A few months later, as you know, to the surprise of all, Donald Trump had won the Republican nomination and subsequently the U.S. presidency. So I set about writing a book about Trump and the Resistance, sending the chapters along to my friends at Syllepse who translated the book and published it this June. My book title The New American Populism: Resistance and Alternatives to Trump (Nouveau populisme américain: Résistances et alternatives à Trump) attempts to put the rise of Trump in the broader context of American history and politics.

NP: And why no English language edition?  

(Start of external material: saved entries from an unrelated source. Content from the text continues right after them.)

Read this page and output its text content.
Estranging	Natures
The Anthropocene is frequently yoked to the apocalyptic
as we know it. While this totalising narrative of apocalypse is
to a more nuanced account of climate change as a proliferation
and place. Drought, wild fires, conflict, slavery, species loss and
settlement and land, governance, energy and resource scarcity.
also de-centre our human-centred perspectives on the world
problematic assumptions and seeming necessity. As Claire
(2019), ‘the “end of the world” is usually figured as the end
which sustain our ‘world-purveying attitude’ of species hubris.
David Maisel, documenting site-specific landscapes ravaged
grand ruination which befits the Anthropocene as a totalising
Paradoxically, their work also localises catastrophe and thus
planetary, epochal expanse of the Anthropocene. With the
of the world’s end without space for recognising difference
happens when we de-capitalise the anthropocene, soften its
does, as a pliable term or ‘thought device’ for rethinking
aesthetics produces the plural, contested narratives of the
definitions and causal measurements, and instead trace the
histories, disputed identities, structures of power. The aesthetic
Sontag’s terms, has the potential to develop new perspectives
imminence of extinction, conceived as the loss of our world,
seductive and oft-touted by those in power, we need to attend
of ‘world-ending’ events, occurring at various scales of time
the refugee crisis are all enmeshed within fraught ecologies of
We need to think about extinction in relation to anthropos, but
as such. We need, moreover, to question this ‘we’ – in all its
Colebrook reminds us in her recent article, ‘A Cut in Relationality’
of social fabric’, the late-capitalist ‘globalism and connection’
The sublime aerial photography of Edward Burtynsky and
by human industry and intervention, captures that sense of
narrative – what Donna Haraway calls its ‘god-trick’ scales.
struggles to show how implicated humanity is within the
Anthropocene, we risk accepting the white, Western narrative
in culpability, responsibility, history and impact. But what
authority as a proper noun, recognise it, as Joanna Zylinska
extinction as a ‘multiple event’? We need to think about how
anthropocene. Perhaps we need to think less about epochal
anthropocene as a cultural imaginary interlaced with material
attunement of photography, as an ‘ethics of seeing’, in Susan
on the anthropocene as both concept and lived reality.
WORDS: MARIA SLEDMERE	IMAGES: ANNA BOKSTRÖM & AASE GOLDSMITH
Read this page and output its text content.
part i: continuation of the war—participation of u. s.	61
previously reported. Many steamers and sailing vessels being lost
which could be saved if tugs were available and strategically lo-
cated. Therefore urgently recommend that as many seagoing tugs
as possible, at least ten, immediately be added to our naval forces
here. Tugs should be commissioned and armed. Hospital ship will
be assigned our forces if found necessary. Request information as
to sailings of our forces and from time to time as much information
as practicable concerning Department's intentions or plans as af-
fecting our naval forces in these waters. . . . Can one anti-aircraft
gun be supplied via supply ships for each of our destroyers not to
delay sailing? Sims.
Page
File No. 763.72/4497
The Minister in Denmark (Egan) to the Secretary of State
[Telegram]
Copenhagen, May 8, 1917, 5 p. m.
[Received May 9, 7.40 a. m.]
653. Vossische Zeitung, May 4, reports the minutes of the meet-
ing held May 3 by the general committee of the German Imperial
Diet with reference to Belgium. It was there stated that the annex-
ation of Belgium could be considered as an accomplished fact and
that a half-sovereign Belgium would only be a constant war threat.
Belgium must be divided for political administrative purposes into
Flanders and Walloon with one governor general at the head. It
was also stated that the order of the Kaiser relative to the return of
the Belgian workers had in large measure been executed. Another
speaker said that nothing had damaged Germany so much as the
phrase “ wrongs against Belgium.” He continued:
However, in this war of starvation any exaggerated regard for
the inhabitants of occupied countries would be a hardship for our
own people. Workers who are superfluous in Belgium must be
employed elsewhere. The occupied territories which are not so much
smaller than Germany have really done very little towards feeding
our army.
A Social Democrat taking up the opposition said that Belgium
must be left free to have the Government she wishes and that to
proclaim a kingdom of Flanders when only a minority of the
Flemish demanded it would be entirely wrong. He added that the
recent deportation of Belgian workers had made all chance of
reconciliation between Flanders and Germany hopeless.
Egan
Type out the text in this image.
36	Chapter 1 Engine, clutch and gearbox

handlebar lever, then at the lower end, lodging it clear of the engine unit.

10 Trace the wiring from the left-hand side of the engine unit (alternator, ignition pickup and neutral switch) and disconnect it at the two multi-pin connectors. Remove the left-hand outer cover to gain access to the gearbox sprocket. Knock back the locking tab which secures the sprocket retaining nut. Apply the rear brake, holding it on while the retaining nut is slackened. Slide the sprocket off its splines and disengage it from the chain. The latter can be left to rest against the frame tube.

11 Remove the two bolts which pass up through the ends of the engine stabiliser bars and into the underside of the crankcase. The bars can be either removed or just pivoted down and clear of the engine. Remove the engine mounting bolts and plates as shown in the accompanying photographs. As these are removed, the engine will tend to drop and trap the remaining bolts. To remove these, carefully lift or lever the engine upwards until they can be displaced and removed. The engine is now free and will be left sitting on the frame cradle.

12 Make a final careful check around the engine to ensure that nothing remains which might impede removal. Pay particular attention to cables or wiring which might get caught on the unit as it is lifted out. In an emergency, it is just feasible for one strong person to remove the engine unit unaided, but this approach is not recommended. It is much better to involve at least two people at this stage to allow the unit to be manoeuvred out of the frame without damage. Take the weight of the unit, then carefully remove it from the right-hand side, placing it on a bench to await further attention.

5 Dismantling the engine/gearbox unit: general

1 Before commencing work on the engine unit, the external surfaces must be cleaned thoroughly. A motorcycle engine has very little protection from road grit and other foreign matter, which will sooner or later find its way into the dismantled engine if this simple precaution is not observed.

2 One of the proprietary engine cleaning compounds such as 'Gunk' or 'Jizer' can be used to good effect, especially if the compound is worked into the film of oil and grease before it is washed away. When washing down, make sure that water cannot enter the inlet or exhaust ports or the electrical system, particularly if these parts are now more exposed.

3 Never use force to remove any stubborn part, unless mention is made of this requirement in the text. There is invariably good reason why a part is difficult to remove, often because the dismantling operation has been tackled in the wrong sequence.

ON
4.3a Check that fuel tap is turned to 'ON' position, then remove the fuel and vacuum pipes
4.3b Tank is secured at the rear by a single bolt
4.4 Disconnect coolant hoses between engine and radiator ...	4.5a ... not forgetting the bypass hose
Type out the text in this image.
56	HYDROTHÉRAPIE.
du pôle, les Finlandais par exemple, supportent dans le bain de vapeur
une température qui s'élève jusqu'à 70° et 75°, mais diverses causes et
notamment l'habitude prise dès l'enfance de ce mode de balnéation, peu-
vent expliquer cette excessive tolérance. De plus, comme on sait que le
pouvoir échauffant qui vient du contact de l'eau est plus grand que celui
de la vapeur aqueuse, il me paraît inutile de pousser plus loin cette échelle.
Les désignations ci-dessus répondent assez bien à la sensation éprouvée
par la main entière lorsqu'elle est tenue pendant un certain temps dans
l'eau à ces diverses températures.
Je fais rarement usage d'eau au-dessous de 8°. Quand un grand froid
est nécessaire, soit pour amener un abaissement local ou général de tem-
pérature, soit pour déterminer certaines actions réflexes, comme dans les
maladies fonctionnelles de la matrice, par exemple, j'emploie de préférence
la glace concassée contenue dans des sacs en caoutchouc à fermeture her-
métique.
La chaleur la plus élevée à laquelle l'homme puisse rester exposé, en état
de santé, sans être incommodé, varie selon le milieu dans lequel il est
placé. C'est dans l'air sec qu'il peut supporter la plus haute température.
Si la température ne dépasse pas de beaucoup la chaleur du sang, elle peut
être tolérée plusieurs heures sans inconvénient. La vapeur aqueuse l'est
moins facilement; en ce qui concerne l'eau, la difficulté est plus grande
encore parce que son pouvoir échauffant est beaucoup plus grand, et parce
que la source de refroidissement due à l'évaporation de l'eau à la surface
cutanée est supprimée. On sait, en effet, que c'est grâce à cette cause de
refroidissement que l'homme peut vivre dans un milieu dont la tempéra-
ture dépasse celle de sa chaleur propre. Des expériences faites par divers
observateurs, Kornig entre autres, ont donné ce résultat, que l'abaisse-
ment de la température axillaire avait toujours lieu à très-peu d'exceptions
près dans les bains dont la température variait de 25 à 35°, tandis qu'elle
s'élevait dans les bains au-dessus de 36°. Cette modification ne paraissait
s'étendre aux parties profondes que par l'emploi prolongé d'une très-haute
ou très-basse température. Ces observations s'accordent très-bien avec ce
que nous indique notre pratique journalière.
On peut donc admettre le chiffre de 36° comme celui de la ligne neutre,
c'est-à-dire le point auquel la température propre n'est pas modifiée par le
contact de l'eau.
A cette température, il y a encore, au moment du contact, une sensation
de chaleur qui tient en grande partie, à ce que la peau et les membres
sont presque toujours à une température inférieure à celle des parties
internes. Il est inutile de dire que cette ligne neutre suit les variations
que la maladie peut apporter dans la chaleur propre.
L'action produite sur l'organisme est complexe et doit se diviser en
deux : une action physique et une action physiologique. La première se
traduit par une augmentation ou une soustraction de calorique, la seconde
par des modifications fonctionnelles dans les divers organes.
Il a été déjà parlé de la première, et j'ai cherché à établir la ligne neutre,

DL: I approached the major English language left publishing houses, but for one reason or another it didn’t work out. They found my 300-page book to be too long, or to be too historical, or to be just one of too many competing books on Trump. Some wanted a more theoretical book, or a shorter book, or a manifesto, but in truth I liked my book as it was, so it didn’t happen. I think that now, because Trump has evolved during his second year from a conservative businessman and flamboyant television star into a genuine far right politician, my book would have to be revised and update for an English language publication. So, perhaps there will be an English language edition in a year or two. And then all of our readers will be able to see what they think of my view of American politics. In the meantime, thanks for giving me this opportunity to talk about the book.